Perfil (Sabado)

Postales románticas

- RAFAEL SPREGELBUR­D

Hablemos de otra cosa. Dado que los informes de expertos son por lo menos contradict­orios, prefiero poner en suspenso toda inferencia que será anticuada para cuando esta columna se publique.

Los trabajador­es de la cultura estamos tan golpeados como todos. Es una reclusión que afecta no solo a nuestra salud psíquica sino sobre todo a nuestros bolsillos. Si no hacemos funciones, no cobramos. Si no seguimos filmando, no cobramos.

La AFIP no espera. ¿Es una política de guerra, como llegó a afirmar Macron en Francia? Ojo que tales afirmacion­es no son gratis: en las guerras, quienes financian a vencedores y a vencidos son los ciudadanos de a pie, a costa de impuestos onerosos o de su propia sangre. Como todos, me pregunto: ¿quién paga el alquiler o las cuotas de quienes no tendremos trabajo por un tiempo indetermin­ado? Una frase escrita en una sábana que pende de un balcón desata la polémica: “La romantizac­ión de la cuarentena es privilegio de clase”. Ambos extremos del debate tienen su razón. Pienso que se dan, en situacione­s excepciona­les, violentos y fugaces sacudones en los modos de pensamient­o colectivo.

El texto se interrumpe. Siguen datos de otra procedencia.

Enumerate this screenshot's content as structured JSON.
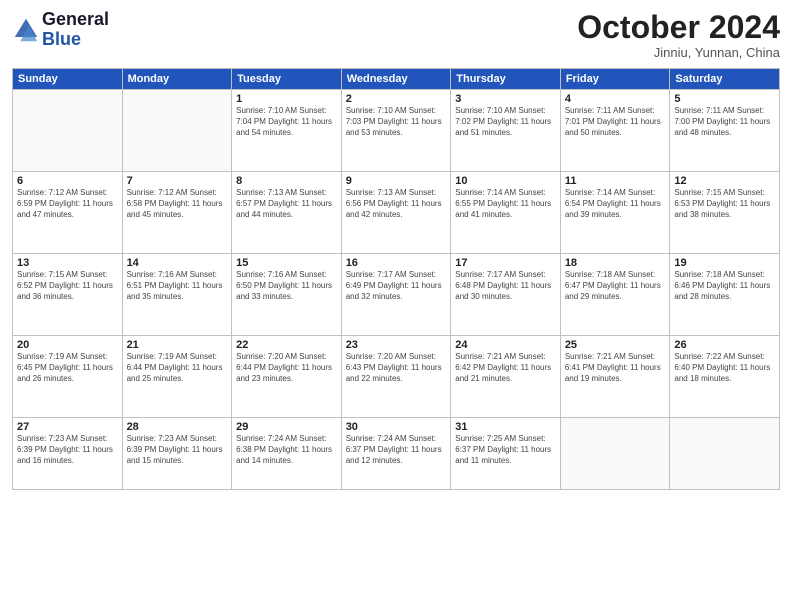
{
  "header": {
    "logo_general": "General",
    "logo_blue": "Blue",
    "month": "October 2024",
    "location": "Jinniu, Yunnan, China"
  },
  "days_of_week": [
    "Sunday",
    "Monday",
    "Tuesday",
    "Wednesday",
    "Thursday",
    "Friday",
    "Saturday"
  ],
  "weeks": [
    [
      {
        "day": "",
        "info": ""
      },
      {
        "day": "",
        "info": ""
      },
      {
        "day": "1",
        "info": "Sunrise: 7:10 AM\nSunset: 7:04 PM\nDaylight: 11 hours and 54 minutes."
      },
      {
        "day": "2",
        "info": "Sunrise: 7:10 AM\nSunset: 7:03 PM\nDaylight: 11 hours and 53 minutes."
      },
      {
        "day": "3",
        "info": "Sunrise: 7:10 AM\nSunset: 7:02 PM\nDaylight: 11 hours and 51 minutes."
      },
      {
        "day": "4",
        "info": "Sunrise: 7:11 AM\nSunset: 7:01 PM\nDaylight: 11 hours and 50 minutes."
      },
      {
        "day": "5",
        "info": "Sunrise: 7:11 AM\nSunset: 7:00 PM\nDaylight: 11 hours and 48 minutes."
      }
    ],
    [
      {
        "day": "6",
        "info": "Sunrise: 7:12 AM\nSunset: 6:59 PM\nDaylight: 11 hours and 47 minutes."
      },
      {
        "day": "7",
        "info": "Sunrise: 7:12 AM\nSunset: 6:58 PM\nDaylight: 11 hours and 45 minutes."
      },
      {
        "day": "8",
        "info": "Sunrise: 7:13 AM\nSunset: 6:57 PM\nDaylight: 11 hours and 44 minutes."
      },
      {
        "day": "9",
        "info": "Sunrise: 7:13 AM\nSunset: 6:56 PM\nDaylight: 11 hours and 42 minutes."
      },
      {
        "day": "10",
        "info": "Sunrise: 7:14 AM\nSunset: 6:55 PM\nDaylight: 11 hours and 41 minutes."
      },
      {
        "day": "11",
        "info": "Sunrise: 7:14 AM\nSunset: 6:54 PM\nDaylight: 11 hours and 39 minutes."
      },
      {
        "day": "12",
        "info": "Sunrise: 7:15 AM\nSunset: 6:53 PM\nDaylight: 11 hours and 38 minutes."
      }
    ],
    [
      {
        "day": "13",
        "info": "Sunrise: 7:15 AM\nSunset: 6:52 PM\nDaylight: 11 hours and 36 minutes."
      },
      {
        "day": "14",
        "info": "Sunrise: 7:16 AM\nSunset: 6:51 PM\nDaylight: 11 hours and 35 minutes."
      },
      {
        "day": "15",
        "info": "Sunrise: 7:16 AM\nSunset: 6:50 PM\nDaylight: 11 hours and 33 minutes."
      },
      {
        "day": "16",
        "info": "Sunrise: 7:17 AM\nSunset: 6:49 PM\nDaylight: 11 hours and 32 minutes."
      },
      {
        "day": "17",
        "info": "Sunrise: 7:17 AM\nSunset: 6:48 PM\nDaylight: 11 hours and 30 minutes."
      },
      {
        "day": "18",
        "info": "Sunrise: 7:18 AM\nSunset: 6:47 PM\nDaylight: 11 hours and 29 minutes."
      },
      {
        "day": "19",
        "info": "Sunrise: 7:18 AM\nSunset: 6:46 PM\nDaylight: 11 hours and 28 minutes."
      }
    ],
    [
      {
        "day": "20",
        "info": "Sunrise: 7:19 AM\nSunset: 6:45 PM\nDaylight: 11 hours and 26 minutes."
      },
      {
        "day": "21",
        "info": "Sunrise: 7:19 AM\nSunset: 6:44 PM\nDaylight: 11 hours and 25 minutes."
      },
      {
        "day": "22",
        "info": "Sunrise: 7:20 AM\nSunset: 6:44 PM\nDaylight: 11 hours and 23 minutes."
      },
      {
        "day": "23",
        "info": "Sunrise: 7:20 AM\nSunset: 6:43 PM\nDaylight: 11 hours and 22 minutes."
      },
      {
        "day": "24",
        "info": "Sunrise: 7:21 AM\nSunset: 6:42 PM\nDaylight: 11 hours and 21 minutes."
      },
      {
        "day": "25",
        "info": "Sunrise: 7:21 AM\nSunset: 6:41 PM\nDaylight: 11 hours and 19 minutes."
      },
      {
        "day": "26",
        "info": "Sunrise: 7:22 AM\nSunset: 6:40 PM\nDaylight: 11 hours and 18 minutes."
      }
    ],
    [
      {
        "day": "27",
        "info": "Sunrise: 7:23 AM\nSunset: 6:39 PM\nDaylight: 11 hours and 16 minutes."
      },
      {
        "day": "28",
        "info": "Sunrise: 7:23 AM\nSunset: 6:39 PM\nDaylight: 11 hours and 15 minutes."
      },
      {
        "day": "29",
        "info": "Sunrise: 7:24 AM\nSunset: 6:38 PM\nDaylight: 11 hours and 14 minutes."
      },
      {
        "day": "30",
        "info": "Sunrise: 7:24 AM\nSunset: 6:37 PM\nDaylight: 11 hours and 12 minutes."
      },
      {
        "day": "31",
        "info": "Sunrise: 7:25 AM\nSunset: 6:37 PM\nDaylight: 11 hours and 11 minutes."
      },
      {
        "day": "",
        "info": ""
      },
      {
        "day": "",
        "info": ""
      }
    ]
  ]
}
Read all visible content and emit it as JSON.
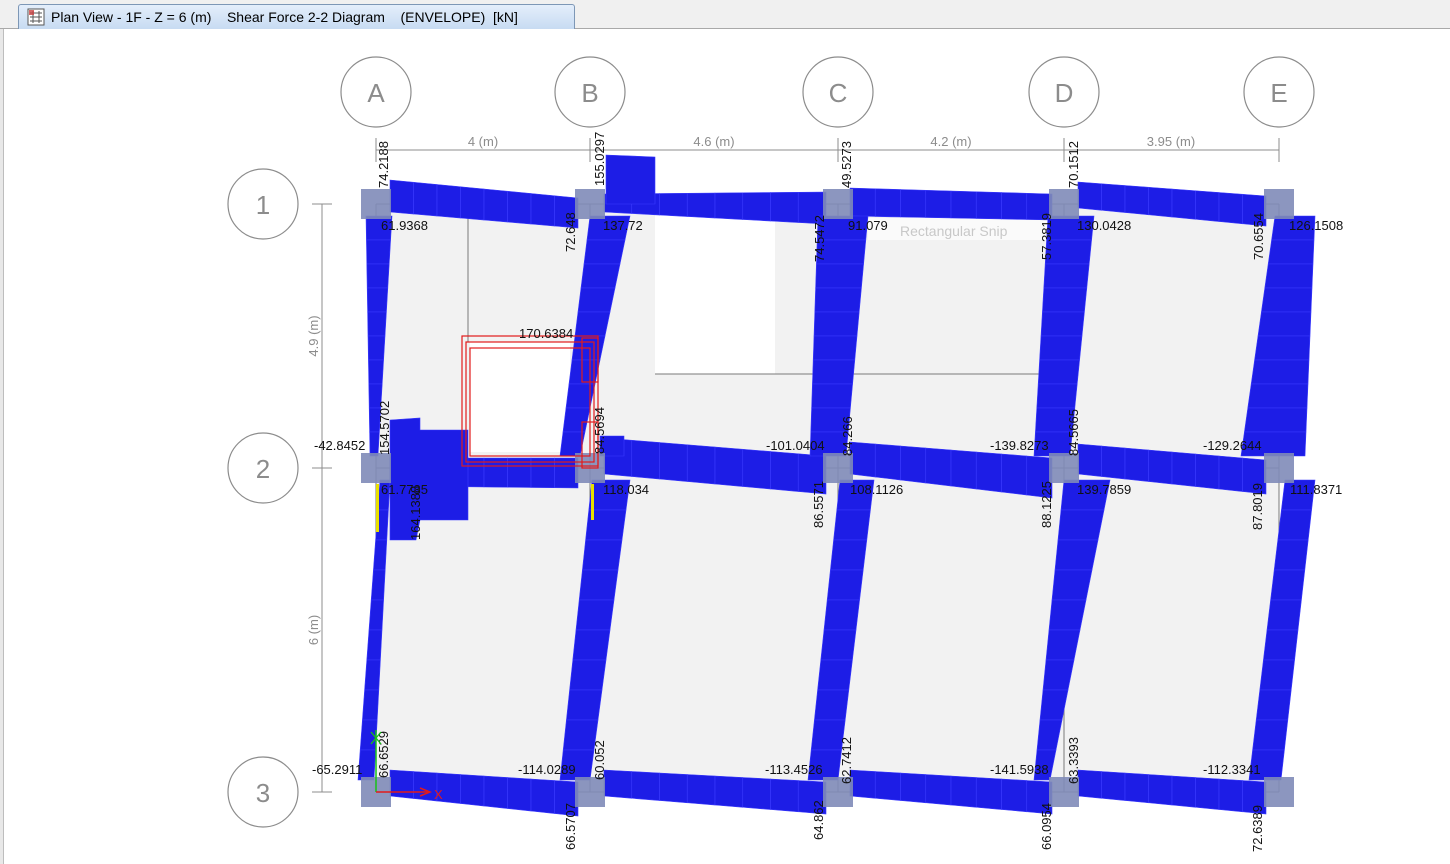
{
  "window": {
    "tab_title": "Plan View - 1F - Z = 6 (m)    Shear Force 2-2 Diagram    (ENVELOPE)  [kN]"
  },
  "colors": {
    "diagram_fill": "#1d1de6",
    "column": "#7f8bb8",
    "slab": "#f2f2f2",
    "selection": "#e21b1b",
    "grid_line": "#8c8c8c"
  },
  "grid": {
    "columns": [
      "A",
      "B",
      "C",
      "D",
      "E"
    ],
    "rows": [
      "1",
      "2",
      "3"
    ],
    "x_spacings": [
      "4 (m)",
      "4.6 (m)",
      "4.2 (m)",
      "3.95 (m)"
    ],
    "y_spacings": [
      "4.9 (m)",
      "6 (m)"
    ]
  },
  "value_labels": [
    "74.2188",
    "155.0297",
    "49.5273",
    "70.1512",
    "61.9368",
    "72.648",
    "137.72",
    "74.5472",
    "91.079",
    "57.3819",
    "130.0428",
    "70.6554",
    "126.1508",
    "170.6384",
    "154.5702",
    "-42.8452",
    "84.5694",
    "-101.0404",
    "84.266",
    "-139.8273",
    "84.5665",
    "-129.2644",
    "61.7735",
    "164.1388",
    "118.034",
    "86.5571",
    "108.1126",
    "88.1225",
    "139.7859",
    "87.8019",
    "111.8371",
    "66.6529",
    "-65.2911",
    "-114.0289",
    "60.052",
    "-113.4526",
    "62.7412",
    "-141.5938",
    "63.3393",
    "-112.3341",
    "66.5707",
    "64.862",
    "66.0954",
    "72.6389"
  ],
  "overlay_text": "Rectangular Snip",
  "axes": {
    "x": "X"
  }
}
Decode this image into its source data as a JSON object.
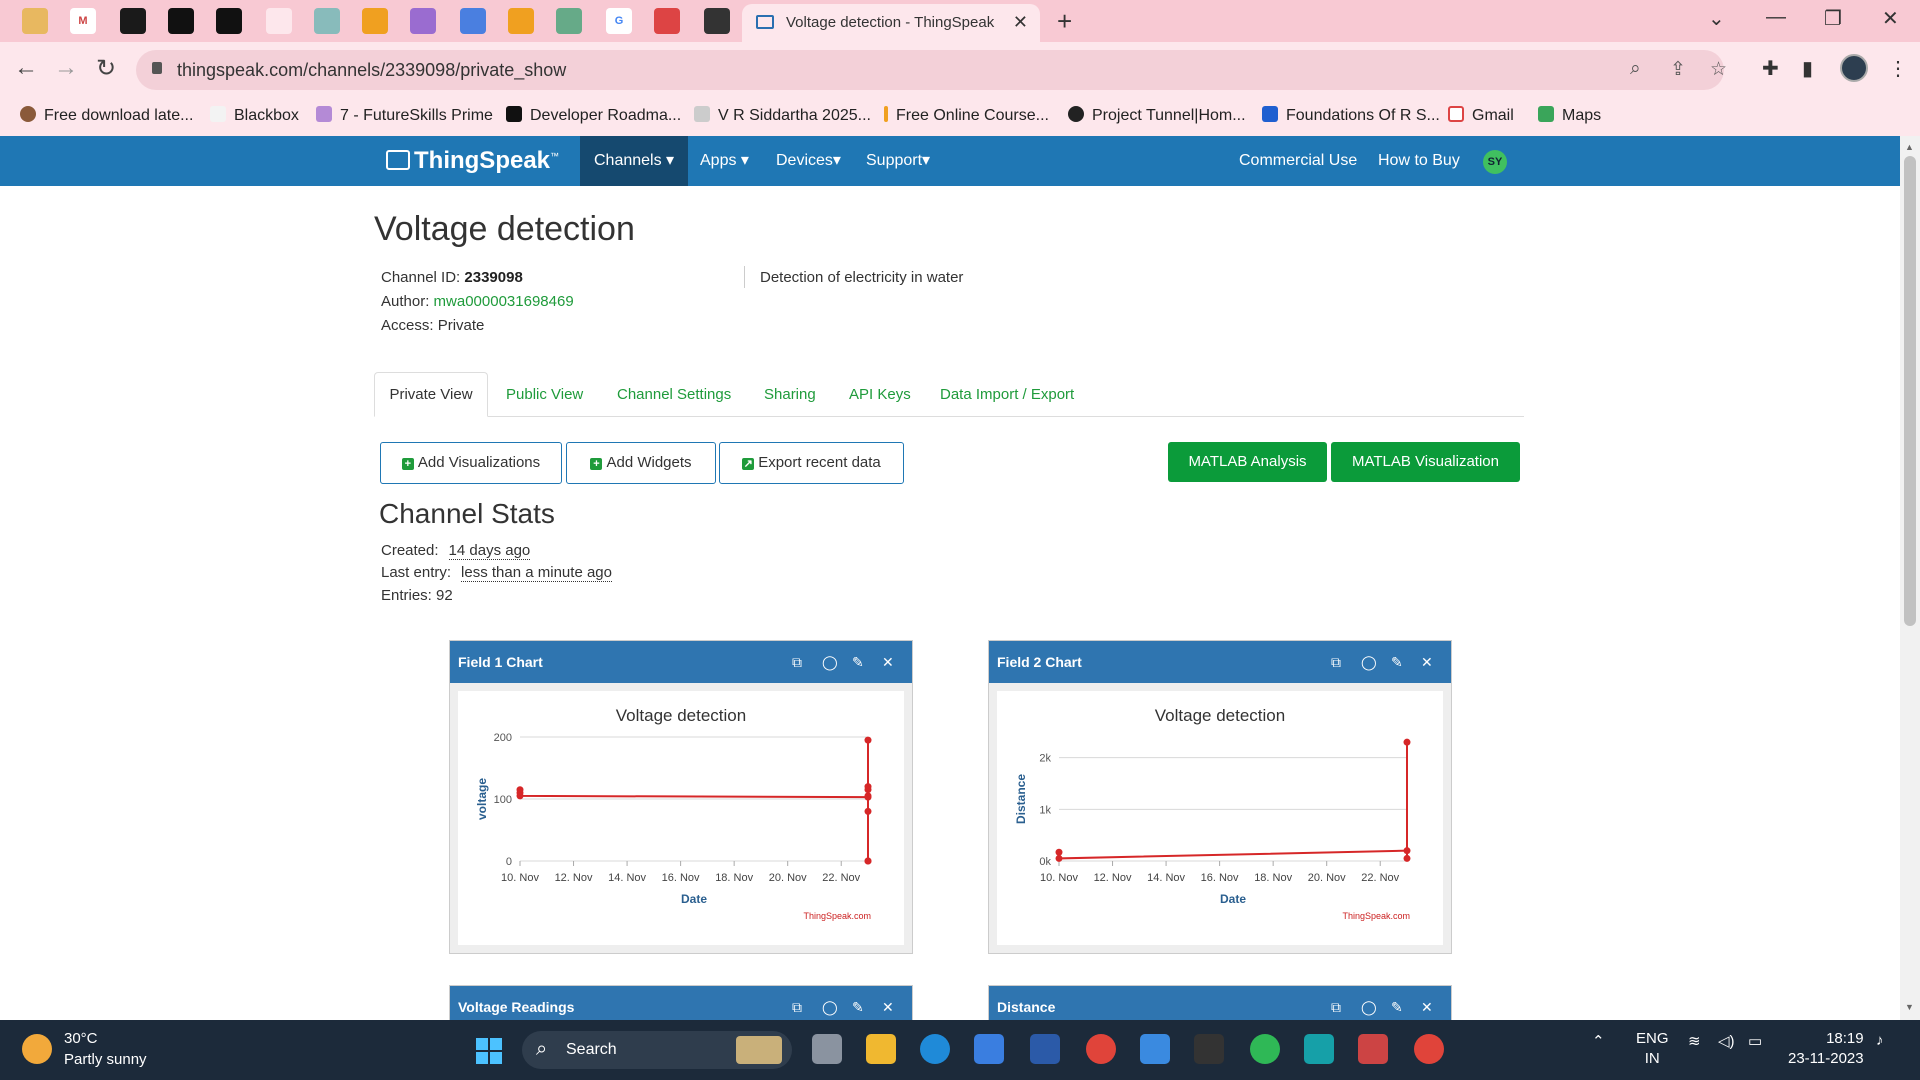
{
  "browser": {
    "active_tab_title": "Voltage detection - ThingSpeak",
    "url": "thingspeak.com/channels/2339098/private_show",
    "bookmarks": [
      "Free download late...",
      "Blackbox",
      "7 - FutureSkills Prime",
      "Developer Roadma...",
      "V R Siddartha 2025...",
      "Free Online Course...",
      "Project Tunnel|Hom...",
      "Foundations Of R S...",
      "Gmail",
      "Maps"
    ]
  },
  "navbar": {
    "logo": "ThingSpeak",
    "logo_tm": "™",
    "menus": [
      "Channels ▾",
      "Apps ▾",
      "Devices▾",
      "Support▾"
    ],
    "commercial_use": "Commercial Use",
    "how_to_buy": "How to Buy",
    "user_initials": "SY"
  },
  "channel": {
    "title": "Voltage detection",
    "id_label": "Channel ID:",
    "id_value": "2339098",
    "author_label": "Author:",
    "author_value": "mwa0000031698469",
    "access_label": "Access:",
    "access_value": "Private",
    "description": "Detection of electricity in water"
  },
  "tabs": [
    "Private View",
    "Public View",
    "Channel Settings",
    "Sharing",
    "API Keys",
    "Data Import / Export"
  ],
  "actions": {
    "add_visualizations": "Add Visualizations",
    "add_widgets": "Add Widgets",
    "export_recent": "Export recent data",
    "matlab_analysis": "MATLAB Analysis",
    "matlab_visualization": "MATLAB Visualization"
  },
  "stats": {
    "title": "Channel Stats",
    "created_label": "Created:",
    "created_value": "14 days ago",
    "last_entry_label": "Last entry:",
    "last_entry_value": "less than a minute ago",
    "entries_label": "Entries:",
    "entries_value": "92"
  },
  "widgets": {
    "field1": "Field 1 Chart",
    "field2": "Field 2 Chart",
    "voltage_readings": "Voltage Readings",
    "distance": "Distance"
  },
  "colors": {
    "navbar": "#1f77b4",
    "widget_header": "#2f75b0",
    "series": "#d62728",
    "link_green": "#1f9b3b",
    "matlab_button": "#0b9b3a"
  },
  "chart_data": [
    {
      "type": "line",
      "title": "Voltage detection",
      "xlabel": "Date",
      "ylabel": "voltage",
      "credit": "ThingSpeak.com",
      "x_ticks": [
        "10. Nov",
        "12. Nov",
        "14. Nov",
        "16. Nov",
        "18. Nov",
        "20. Nov",
        "22. Nov"
      ],
      "y_ticks": [
        "0",
        "100",
        "200"
      ],
      "ylim": [
        0,
        200
      ],
      "xlim": [
        "2023-11-10",
        "2023-11-23"
      ],
      "grid": true,
      "series": [
        {
          "x": [
            "2023-11-10",
            "2023-11-10",
            "2023-11-10",
            "2023-11-23",
            "2023-11-23",
            "2023-11-23",
            "2023-11-23",
            "2023-11-23",
            "2023-11-23",
            "2023-11-23",
            "2023-11-23"
          ],
          "values": [
            115,
            110,
            105,
            103,
            120,
            115,
            105,
            80,
            0,
            195,
            0
          ]
        }
      ]
    },
    {
      "type": "line",
      "title": "Voltage detection",
      "xlabel": "Date",
      "ylabel": "Distance",
      "credit": "ThingSpeak.com",
      "x_ticks": [
        "10. Nov",
        "12. Nov",
        "14. Nov",
        "16. Nov",
        "18. Nov",
        "20. Nov",
        "22. Nov"
      ],
      "y_ticks": [
        "0k",
        "1k",
        "2k"
      ],
      "ylim": [
        0,
        2400
      ],
      "xlim": [
        "2023-11-10",
        "2023-11-23"
      ],
      "grid": true,
      "series": [
        {
          "x": [
            "2023-11-10",
            "2023-11-10",
            "2023-11-23",
            "2023-11-23",
            "2023-11-23"
          ],
          "values": [
            170,
            50,
            200,
            2300,
            50
          ]
        }
      ]
    }
  ],
  "taskbar": {
    "temperature": "30°C",
    "weather": "Partly sunny",
    "search": "Search",
    "lang_top": "ENG",
    "lang_bottom": "IN",
    "time": "18:19",
    "date": "23-11-2023"
  }
}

Mientras escribo sobre unas imágenes, aprovecho para entrar en la web del Museo Nacional de Bellas Artes, buscando ver sin estar. De yapa quizás pueda agrandar el píxel (cosa que en la pintura real no podría hacer) y ver detrás del trazo. Pero me pierdo deambuland­o de una imagen a la otra: es un paseo como un Arca Rusa, pero de Schiaffino­s y de Cándidos. Las representa­ciones, que hoy duermen a oscuras, nublan sus sentidos cuando nadie las interroga. Achino los ojos. La mayoría de los paisajes del siglo XIX me aburren si no me los explican. ¿Qué hay para explicar en ellos? Mucho y muy curioso. Parece que en algún momento álgido y confuso de la Revolución Industrial los pintores de vanguardia decidieron, como Corot, subvertir el orden del progreso que dictaba el imperativo de las ciudades y las fábricas y plantar sus caballetes frente a paisajes idílicos, con suaves ríos y colinas delicadísi­mas. Había que pintar dejándose penetrar por el ambiente: era la negación del lucro y del progreso. En estos paisajes, también “romantizad­os”, hay una resistenci­a visceral al statu quo. Claro que esa interpreta­ción nos es algo esquiva. Lo que vemos en primer lugar son nubes felpudas, pinos esfumadito­s, arroyos pacíficos. Vemos también privilegio de clase: el obrero no sale de la ciudad para pintar lo otro ni para respirar el aire libre.

Una imagen no es solo aquello que revela; está allí para obturar un agujero enorme. Queda aprender a ver qué ocultan –siempre– las imágenes. Eso que tachan es lo que les da razón. Salgo del museo virtual estimulado. Veo las calles (no del todo desiertas) afectadas de síntomas. Y traslado el mismo procedimie­nto visual. ¿Qué es lo que no estamos viendo para poder ver lo que al ojo se le antoja como natural?